Historic house in Virginia, United States

Providence Plantation and Farm, also known as Fogg House and Farm, is a historic plantation house located near Newtown in King and Queen County, Virginia. The two-story, 3-bay Federal style brick main house was built about 1826 and expanded circa 1840. Also on the privately held property, demonstrating the changes over time as the plantation which once encompassed about 1299 acres shrunk to the listed 6.47 acres, are the contributing two-story Reconstruction-era carriage house, and Great Depression-era hen laying house, two-story sweet potato shed, and mechanic's shop.

==History==

Thomas R. Dew, who fought in the Revolutionary War, established a plantation he called Dewsville in King and Queen County, Virginia. He had five sons, and in 1826 built this house as a wedding present for his eldest son, William, who would expand it in the 1840s. Another son, Thomas Roderick Dew, became a professor and president of the College of William and Mary in Williamsburg, but predeceased his father and elder brother.

By 1830, Dr. William Dew operated this plantation using 17 enslaved people (8 males and 9 females). In 1837, Dr. Dew bought an additional 200 acres from his father, adding to the 500 acres given to him at his wedding, and he may have received an additional 511 acres and 20 slaves upon his father's death in 1849. Dr. Dew donated some land to construct Horeb Church nearby and died in 1854. At his death, his estate included two farms totaling 1211 acres and more than 60 slaves. On the eve of the Civil War, Dr. Dew's widow, 3 daughters and son Benjamin Dew lived on the property. Three sons fought in the conflict as Confederate officers. Eleven slave quarters were noted in the 1860 slave census.

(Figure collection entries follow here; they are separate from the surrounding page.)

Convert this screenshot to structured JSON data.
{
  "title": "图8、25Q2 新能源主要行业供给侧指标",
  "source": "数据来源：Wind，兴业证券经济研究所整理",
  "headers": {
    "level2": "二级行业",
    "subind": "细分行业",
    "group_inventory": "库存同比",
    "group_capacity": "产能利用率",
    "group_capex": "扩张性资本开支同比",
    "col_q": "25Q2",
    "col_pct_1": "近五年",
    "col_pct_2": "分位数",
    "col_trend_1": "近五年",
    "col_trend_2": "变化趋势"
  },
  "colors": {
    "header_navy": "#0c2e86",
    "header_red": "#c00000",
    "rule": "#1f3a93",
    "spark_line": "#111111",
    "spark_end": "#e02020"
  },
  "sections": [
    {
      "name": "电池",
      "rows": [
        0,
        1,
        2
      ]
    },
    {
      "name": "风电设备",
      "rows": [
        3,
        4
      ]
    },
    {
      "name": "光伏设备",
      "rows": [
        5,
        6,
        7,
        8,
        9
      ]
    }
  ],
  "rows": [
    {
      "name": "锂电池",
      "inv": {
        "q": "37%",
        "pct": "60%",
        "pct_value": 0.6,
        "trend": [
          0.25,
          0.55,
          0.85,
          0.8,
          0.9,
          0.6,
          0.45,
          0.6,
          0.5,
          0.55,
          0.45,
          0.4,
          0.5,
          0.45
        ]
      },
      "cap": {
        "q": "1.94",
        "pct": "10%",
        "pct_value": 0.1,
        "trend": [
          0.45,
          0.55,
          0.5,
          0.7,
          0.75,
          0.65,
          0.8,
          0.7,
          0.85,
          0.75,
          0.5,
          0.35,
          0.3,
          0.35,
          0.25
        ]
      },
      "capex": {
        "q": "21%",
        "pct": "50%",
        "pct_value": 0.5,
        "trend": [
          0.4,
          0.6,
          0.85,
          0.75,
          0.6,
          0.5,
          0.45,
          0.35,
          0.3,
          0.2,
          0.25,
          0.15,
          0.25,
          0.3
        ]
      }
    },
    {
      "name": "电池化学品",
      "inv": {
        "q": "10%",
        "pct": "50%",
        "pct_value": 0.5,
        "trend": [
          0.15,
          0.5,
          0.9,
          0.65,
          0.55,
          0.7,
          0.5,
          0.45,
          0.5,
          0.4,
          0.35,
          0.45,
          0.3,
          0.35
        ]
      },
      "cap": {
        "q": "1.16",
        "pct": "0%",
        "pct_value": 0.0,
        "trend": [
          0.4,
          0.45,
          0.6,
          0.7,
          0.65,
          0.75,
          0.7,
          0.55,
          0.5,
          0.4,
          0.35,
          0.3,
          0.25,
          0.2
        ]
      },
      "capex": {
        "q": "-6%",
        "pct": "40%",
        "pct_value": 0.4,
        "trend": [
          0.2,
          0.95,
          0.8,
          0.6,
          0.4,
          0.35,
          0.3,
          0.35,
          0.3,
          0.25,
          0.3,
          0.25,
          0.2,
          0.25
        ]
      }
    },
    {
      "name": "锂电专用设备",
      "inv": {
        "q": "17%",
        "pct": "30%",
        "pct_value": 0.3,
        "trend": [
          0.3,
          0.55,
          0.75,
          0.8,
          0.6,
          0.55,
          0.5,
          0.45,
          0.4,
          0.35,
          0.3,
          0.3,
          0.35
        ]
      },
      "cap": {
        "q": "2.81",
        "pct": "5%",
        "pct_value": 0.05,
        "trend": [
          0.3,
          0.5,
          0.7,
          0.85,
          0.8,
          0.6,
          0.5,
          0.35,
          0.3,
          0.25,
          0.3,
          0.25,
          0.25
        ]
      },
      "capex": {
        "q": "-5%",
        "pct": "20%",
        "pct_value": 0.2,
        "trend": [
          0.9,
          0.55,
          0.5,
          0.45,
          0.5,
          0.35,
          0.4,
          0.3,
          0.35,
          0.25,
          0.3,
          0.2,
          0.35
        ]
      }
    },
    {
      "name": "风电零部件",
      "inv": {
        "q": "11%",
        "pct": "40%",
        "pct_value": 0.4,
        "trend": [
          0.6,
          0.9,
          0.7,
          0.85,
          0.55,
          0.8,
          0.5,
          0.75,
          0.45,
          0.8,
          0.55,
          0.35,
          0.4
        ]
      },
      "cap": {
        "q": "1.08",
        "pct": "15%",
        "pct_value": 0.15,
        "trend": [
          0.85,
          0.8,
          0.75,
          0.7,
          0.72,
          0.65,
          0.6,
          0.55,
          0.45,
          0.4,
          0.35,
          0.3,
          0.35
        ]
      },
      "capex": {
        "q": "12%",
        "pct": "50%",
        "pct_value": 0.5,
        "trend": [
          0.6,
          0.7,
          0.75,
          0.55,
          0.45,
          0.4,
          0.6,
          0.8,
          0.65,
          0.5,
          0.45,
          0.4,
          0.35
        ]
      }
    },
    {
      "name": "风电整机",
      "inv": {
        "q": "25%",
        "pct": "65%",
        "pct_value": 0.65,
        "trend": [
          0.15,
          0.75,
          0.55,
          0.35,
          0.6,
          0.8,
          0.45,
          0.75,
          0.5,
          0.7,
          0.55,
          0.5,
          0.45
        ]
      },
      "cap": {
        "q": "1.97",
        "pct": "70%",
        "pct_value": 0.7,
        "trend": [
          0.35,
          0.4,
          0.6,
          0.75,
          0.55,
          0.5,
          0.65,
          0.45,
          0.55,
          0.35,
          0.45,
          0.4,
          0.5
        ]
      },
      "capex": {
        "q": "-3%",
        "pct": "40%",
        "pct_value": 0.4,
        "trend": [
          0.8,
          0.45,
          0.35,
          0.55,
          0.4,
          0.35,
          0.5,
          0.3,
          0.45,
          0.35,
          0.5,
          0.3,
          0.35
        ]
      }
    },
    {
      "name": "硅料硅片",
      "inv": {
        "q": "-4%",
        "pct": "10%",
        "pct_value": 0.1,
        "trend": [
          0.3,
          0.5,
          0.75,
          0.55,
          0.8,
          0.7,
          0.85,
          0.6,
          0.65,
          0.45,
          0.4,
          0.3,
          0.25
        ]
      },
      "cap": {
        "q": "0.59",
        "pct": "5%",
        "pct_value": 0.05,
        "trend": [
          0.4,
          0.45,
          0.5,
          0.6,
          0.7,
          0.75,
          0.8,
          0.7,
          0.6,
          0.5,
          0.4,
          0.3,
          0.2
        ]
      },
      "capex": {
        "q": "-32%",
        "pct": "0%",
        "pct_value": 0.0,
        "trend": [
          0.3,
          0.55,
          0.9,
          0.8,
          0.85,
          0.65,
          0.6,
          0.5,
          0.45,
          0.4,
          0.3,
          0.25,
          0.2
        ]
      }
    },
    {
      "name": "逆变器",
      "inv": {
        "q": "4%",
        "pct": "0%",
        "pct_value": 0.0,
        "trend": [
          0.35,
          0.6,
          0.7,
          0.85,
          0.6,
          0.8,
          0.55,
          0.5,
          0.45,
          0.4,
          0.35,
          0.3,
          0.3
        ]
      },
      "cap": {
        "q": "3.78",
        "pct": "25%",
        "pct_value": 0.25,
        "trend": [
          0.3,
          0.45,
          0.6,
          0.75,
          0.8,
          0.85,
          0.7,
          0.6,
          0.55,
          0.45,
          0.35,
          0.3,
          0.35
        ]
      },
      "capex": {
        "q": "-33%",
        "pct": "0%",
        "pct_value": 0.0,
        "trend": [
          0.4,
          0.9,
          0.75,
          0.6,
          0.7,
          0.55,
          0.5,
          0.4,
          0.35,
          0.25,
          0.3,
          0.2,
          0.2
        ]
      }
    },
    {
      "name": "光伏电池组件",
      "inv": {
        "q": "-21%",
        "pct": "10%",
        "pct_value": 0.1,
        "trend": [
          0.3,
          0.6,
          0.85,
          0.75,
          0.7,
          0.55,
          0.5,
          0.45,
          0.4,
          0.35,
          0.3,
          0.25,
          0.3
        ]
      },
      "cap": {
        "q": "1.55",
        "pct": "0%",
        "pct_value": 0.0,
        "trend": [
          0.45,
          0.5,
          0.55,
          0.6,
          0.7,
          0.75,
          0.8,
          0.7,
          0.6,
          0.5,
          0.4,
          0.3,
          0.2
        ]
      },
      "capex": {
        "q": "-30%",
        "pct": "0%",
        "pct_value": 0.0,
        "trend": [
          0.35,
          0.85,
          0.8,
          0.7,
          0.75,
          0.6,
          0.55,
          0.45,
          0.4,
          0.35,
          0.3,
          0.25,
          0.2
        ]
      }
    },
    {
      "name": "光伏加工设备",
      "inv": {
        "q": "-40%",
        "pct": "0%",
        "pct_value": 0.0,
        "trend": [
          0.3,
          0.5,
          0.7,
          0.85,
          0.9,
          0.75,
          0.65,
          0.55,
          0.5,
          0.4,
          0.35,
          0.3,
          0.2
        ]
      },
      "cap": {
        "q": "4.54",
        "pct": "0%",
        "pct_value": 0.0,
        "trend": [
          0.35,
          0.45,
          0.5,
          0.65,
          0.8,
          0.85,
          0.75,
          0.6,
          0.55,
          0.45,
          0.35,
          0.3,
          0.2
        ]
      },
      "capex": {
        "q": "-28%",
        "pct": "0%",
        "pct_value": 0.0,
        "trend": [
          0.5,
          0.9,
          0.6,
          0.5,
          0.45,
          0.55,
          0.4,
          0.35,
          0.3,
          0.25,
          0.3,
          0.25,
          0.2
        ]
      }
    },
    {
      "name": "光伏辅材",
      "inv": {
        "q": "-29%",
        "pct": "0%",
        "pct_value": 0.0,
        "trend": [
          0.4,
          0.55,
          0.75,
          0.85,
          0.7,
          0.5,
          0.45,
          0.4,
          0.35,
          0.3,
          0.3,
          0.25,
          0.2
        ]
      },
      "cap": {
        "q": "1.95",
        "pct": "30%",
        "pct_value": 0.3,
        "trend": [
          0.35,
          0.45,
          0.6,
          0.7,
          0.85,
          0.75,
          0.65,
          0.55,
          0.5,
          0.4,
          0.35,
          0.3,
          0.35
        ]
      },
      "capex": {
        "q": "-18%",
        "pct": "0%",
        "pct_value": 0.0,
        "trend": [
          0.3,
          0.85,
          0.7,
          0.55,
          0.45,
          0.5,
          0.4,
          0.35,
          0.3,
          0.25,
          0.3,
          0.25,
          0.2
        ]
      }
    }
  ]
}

After the Civil War, Mrs. Dew and her daughters barely managed to operate the plantation with the help of five hired laborers. Descendants sold the plantation in 1908. Several different families owned the property in the next 13 years, before it was acquired by the Fogg family, whose members modernized it during the next six decades, and some of whom live nearby in newer houses on land once owned by Capt. Thomas Dew. Although the manor house sustained damage over the years (especially when it was vacant for a short period of time), more remained of the original structure than in other houses of the area and era. It was acquired and restored by the Norton family in the 1980s-90s. The Stuart family furthered this process, and it was named a Virginia Historic Landmark and placed on the National Register of Historic Places in 2009. It is now owned by the Martin family.